Revista GQ lança edição especial produzida por mulheres

Pela primeira vez uma revista masculina brasileira tem suas páginas pensadas e produzidas por mulheres, entre editoras, repórteres, fotógrafas e ilustradoras. O novo olhar feminino sobre o mundo, as lições e os conceitos fundamentais para entender e se alinhar com o poder transformador do feminismo contemporâneo são o norte da edição especial de março #GQPorElas, que traz a escritora e roteirista Antonia Pellegrino, uma das mulheres à frente do movimento feminista no Brasil, como editora especial convidada.
“Um homem ser feminista num grupo de homens e entender a perspectiva da mulher, conversando com seus pares, é muito importante, é inteligente, é precioso e sexy também”, afirma Bruna Linzmeyer em entrevista exclusiva à
edição. “Com certeza um homem pode ser feminista. Todos podemos. Mas é importante na perspectiva do homem, mesmo aquele que já se diz feminista, ouvir o que a mulher tem a dizer.”
Além dela, as outras três atrizes globais, Taís Araújo, Leandra Leal e Camila Pitanga ilustram as diferentes versões de capa e se unem para responder uma das dúvidas masculinas mais frequentes no debate sobre o feminismo: qual é, afinal, o papel dos homens no movimento?
As estrelas de capa, feministas autodeclaradas, possuem uma opinião em comum sobre a dúvida masculina: “O grande papel do homem agora é escutar”. A declaração dada por Leandra Leal durante ensaio também resume o viés das matérias apresentadas ao longo da edição de março.
“Queremos que nossos leitores entendam o que nós homens podemos fazer a favor da igualdade de gêneros, entre outras reivindicações das mulheres. Precisamos desconstruir a ideia que muitos de nós temos sobre o feminismo
como sendo uma movimentação contra nós, homens”, diz Ricardo Franca Cruz, diretor de redação da revista.

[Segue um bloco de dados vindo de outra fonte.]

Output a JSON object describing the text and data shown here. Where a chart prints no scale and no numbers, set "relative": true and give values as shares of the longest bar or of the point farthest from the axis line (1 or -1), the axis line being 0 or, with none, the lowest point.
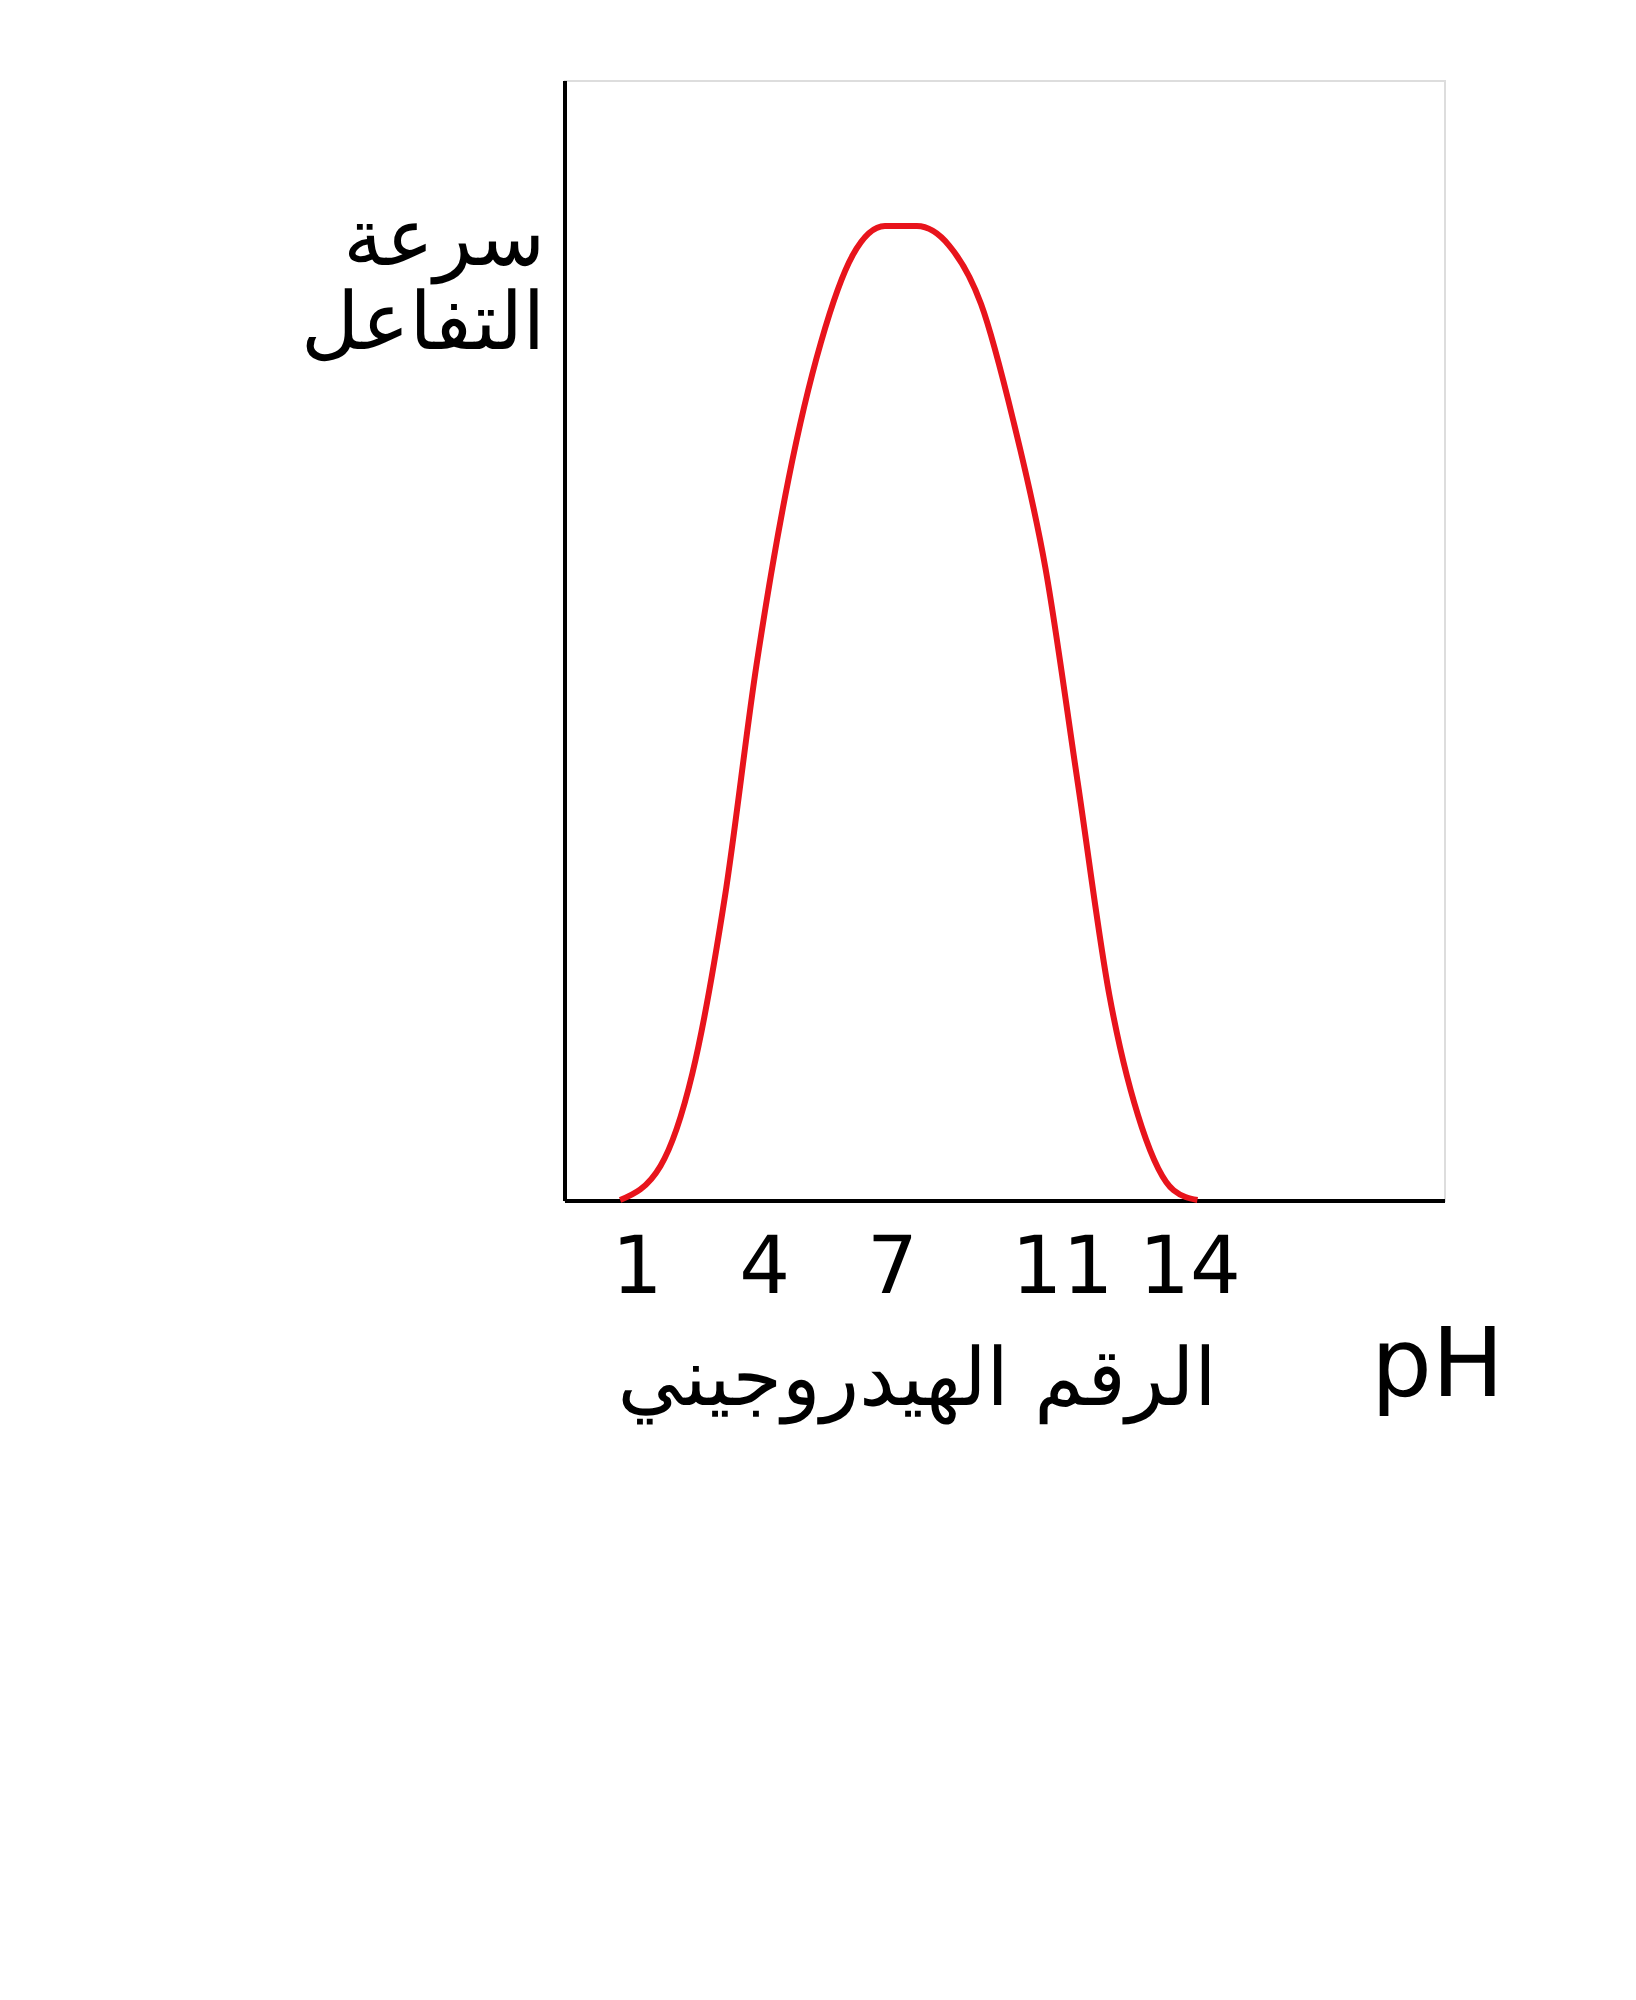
{
  "chart_data": {
    "type": "line",
    "relative": true,
    "xlabel": "الرقم الهيدروجيني",
    "ylabel": "سرعة التفاعل",
    "annotations": [
      "pH"
    ],
    "xlim": [
      -0.7,
      20
    ],
    "xticks": [
      1,
      4,
      7,
      11,
      14
    ],
    "grid": false,
    "marker": "none",
    "x": [
      0.62,
      1.57,
      2.32,
      3.08,
      3.83,
      4.58,
      5.34,
      6.09,
      6.85,
      7.6,
      8.36,
      9.11,
      9.87,
      10.62,
      11.38,
      12.13,
      12.89,
      13.64,
      14.2
    ],
    "series": [
      {
        "color": "#e8141c",
        "values": [
          0,
          0.035,
          0.13,
          0.31,
          0.55,
          0.74,
          0.88,
          0.97,
          1,
          1,
          0.98,
          0.92,
          0.8,
          0.65,
          0.43,
          0.21,
          0.075,
          0.01,
          0
        ]
      }
    ]
  }
}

As quatro atrizes, cada uma em seu lugar de fala, possuem um papel importante dentro do movimento feminista. Taís tem sido bastante ouvida na questão de gênero e raça e causou comoção ao discursar no seminário TEDXSão
Paulo ano passado. Bruna Linzmeyer, que no ano passado declarou-se bissexual, tem levantado a bandeira das mulheres homossexuais, bi e trans. “O fato de eu me declarar como uma mulher lésbica é um ato político. Eu não
sou só lésbica, eu não caibo nessas caixinhas. Sou um ser livre. Mas dar nome a essa caixinha é importante para podermos jogar luz sobre elas”, conta à GQ.
Camila Pitanga é uma figura disseminadora de discursos e abriu as portas de sua casa para aulas semanais sobre temas ligados ao feminismo com a filósofa e ativista Djamila Ribeiro. “Achei que era o momento de dar a mão,
trocar confidências, não ficar só numa pesquisa intelectual, porque o problema acontece na pele, no dia a dia”.
Leandra Leal, por sua vez, tem se manifestado publicamente em entrevistas e em seus perfis nas redes sociais sobre assuntos como direito ao poder de decisão sobre o próprio corpo e aborto. “O direito da mulher ao seu corpo é
radical. Não dá para uma comissão de 18 homens dizer se a mulher pode ou não ter direito ao aborto”, afirma.
Com a edição especial #GQPorElas de março, o olhar feminista promete deixar marcas profundas na publicação masculina e em todas suas plataformas. “A partir do trabalho nesta edição, estamos rediscutindo nosso papel como
marca masculina, entendendo o que cabe e o que não cabe mais em uma revista do nosso segmento. Já na edição comemorativa de nosso sétimo aniversário, em abril, teremos uma ‘nova GQ'”, diz Ricardo Franca Cruz.